The Lakota considered the areas around the Badlands and the Black Hills to be sacred ground, and objected to settlement and mining in the area during westward expansion in the 1800s. Tensions between the Lakota and the US Government led to bloody skirmishes, broken treaties, and ultimately to the Lakota’s forced removal to reservations and a loss of their hunting grounds.
History runs even deeper in Badlands National Park. Pre-historic camels, three-toed horses, rhinoceroses, and many other mammals roamed this area thousands of years ago. In the 1840’s, rich fossil beds with many late Eocene and Oligocene mammal fossils were discovered.
In the Pierre Shale and Fox Hills Formations, Cretaceous era fossils dating back 70 million years have also been found. To this day, the Badlands and Black Hills of South Dakota are popular fossil hunting destinations.

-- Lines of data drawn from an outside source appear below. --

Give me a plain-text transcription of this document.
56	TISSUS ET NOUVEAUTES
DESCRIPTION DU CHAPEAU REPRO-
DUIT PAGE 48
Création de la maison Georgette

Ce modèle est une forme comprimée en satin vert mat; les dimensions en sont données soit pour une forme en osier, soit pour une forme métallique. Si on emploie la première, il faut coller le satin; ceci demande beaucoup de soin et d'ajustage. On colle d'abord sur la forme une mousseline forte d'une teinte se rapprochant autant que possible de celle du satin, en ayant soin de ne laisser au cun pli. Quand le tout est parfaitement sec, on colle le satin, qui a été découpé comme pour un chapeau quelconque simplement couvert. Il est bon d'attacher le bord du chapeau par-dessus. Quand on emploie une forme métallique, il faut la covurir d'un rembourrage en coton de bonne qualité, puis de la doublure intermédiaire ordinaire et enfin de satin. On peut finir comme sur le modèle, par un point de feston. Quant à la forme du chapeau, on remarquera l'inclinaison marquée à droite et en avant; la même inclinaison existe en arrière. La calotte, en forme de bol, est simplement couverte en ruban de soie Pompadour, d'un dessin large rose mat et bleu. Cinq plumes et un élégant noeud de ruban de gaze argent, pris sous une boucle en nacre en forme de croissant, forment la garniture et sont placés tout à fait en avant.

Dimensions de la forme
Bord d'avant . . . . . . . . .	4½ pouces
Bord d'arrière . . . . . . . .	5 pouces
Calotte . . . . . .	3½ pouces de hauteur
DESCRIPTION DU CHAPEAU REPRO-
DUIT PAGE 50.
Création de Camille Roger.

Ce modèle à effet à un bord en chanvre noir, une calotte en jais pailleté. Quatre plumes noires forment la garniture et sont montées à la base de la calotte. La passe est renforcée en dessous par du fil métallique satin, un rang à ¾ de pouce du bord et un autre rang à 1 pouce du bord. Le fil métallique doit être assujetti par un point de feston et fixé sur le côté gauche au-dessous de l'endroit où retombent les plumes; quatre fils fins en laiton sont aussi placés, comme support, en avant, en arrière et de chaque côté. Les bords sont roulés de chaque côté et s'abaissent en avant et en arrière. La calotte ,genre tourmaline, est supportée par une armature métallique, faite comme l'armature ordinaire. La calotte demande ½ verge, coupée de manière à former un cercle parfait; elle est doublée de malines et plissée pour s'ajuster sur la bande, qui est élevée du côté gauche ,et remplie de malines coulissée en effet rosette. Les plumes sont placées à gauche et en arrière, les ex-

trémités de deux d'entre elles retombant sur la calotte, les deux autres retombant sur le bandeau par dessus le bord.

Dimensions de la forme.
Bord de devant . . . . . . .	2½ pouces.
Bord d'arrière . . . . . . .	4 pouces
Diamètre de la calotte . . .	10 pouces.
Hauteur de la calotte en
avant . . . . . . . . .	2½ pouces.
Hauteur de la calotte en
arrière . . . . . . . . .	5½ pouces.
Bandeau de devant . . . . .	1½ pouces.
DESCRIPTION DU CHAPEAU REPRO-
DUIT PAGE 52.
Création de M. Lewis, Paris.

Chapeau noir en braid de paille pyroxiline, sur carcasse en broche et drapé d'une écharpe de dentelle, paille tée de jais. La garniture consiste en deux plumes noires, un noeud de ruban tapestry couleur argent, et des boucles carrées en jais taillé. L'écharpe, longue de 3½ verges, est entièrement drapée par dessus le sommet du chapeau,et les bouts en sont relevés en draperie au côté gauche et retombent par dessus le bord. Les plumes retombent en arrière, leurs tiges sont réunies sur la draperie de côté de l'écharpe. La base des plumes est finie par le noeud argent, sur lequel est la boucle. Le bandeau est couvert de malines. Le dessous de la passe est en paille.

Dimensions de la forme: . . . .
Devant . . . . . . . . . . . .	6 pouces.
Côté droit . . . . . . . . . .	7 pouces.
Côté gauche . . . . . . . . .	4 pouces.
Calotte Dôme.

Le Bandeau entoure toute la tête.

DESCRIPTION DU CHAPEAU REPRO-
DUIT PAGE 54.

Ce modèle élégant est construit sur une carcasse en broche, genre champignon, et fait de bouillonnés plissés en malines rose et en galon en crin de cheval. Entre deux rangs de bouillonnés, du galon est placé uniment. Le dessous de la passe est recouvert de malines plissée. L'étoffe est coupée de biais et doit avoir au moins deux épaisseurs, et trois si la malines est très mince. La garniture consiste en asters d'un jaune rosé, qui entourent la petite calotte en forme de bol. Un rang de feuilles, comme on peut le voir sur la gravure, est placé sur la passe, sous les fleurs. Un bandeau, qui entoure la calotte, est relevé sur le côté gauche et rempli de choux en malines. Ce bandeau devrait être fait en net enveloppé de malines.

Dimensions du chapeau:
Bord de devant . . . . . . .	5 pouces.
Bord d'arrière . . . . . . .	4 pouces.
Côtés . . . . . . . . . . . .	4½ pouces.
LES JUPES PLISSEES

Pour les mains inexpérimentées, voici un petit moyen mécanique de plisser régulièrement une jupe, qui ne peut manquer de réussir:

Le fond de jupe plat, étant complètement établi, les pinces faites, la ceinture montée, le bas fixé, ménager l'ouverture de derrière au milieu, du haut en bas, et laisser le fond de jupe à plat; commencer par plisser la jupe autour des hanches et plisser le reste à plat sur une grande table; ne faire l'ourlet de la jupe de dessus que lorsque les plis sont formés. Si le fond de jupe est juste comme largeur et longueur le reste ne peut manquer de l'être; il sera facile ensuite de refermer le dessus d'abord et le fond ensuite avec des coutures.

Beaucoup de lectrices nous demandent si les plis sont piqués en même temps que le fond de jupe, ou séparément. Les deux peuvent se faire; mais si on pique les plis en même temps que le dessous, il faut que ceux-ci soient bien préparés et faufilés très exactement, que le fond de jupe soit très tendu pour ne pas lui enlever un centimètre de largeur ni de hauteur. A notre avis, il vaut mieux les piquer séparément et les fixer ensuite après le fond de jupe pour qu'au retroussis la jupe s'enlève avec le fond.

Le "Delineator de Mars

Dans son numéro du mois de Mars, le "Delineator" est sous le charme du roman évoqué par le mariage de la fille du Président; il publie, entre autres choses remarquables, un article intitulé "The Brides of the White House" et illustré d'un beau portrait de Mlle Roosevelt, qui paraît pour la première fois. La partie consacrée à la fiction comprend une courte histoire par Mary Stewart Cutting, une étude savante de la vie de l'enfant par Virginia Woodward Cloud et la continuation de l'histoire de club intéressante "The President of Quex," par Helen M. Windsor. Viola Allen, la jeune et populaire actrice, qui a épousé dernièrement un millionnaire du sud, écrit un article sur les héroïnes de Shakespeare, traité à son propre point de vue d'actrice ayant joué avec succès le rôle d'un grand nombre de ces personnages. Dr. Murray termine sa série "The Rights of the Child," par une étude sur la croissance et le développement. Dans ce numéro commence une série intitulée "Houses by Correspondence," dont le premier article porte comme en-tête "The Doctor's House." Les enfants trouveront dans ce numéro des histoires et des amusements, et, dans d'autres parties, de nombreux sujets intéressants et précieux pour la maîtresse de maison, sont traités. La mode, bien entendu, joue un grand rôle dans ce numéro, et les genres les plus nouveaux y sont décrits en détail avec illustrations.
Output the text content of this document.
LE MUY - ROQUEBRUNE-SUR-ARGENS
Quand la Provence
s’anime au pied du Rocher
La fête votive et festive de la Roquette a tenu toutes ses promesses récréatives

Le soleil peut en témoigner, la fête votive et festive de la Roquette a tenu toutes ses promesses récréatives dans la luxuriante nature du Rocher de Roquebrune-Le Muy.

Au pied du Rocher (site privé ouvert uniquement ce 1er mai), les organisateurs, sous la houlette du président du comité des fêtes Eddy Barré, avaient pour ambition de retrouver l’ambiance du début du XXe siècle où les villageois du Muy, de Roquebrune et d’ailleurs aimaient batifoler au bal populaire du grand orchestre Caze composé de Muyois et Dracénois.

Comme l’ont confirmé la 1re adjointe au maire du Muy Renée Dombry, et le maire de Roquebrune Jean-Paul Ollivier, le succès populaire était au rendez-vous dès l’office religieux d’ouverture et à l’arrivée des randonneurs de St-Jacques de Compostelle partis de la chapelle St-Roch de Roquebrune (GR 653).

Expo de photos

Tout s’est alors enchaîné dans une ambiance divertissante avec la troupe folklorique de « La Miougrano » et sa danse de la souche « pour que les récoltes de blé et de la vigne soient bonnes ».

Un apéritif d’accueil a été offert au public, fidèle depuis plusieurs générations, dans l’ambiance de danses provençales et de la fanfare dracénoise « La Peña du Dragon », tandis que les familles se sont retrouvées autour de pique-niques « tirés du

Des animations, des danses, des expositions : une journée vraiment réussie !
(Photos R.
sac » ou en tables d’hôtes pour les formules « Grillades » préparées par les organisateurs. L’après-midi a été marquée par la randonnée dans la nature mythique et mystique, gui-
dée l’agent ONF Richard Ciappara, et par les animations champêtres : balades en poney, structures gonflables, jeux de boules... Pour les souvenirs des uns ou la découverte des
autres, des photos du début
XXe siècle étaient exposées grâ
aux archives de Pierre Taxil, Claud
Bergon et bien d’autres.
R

While average winter temperatures in the Badlands hover around freezing, summer is great time to visit this wonderfully diverse and spectacularly scenic area. Few areas of the globe offer such a rich dive into deep history where the narrative of geologic change can be so clearly read in the rock. Badlands National Park offers a glimpse into how dramatic climate change and human-disturbance can alter a system. A lesson we all need a reminder of as we grapple with how to manage and prepare for the present and future impacts of human-catalyzed global climate change.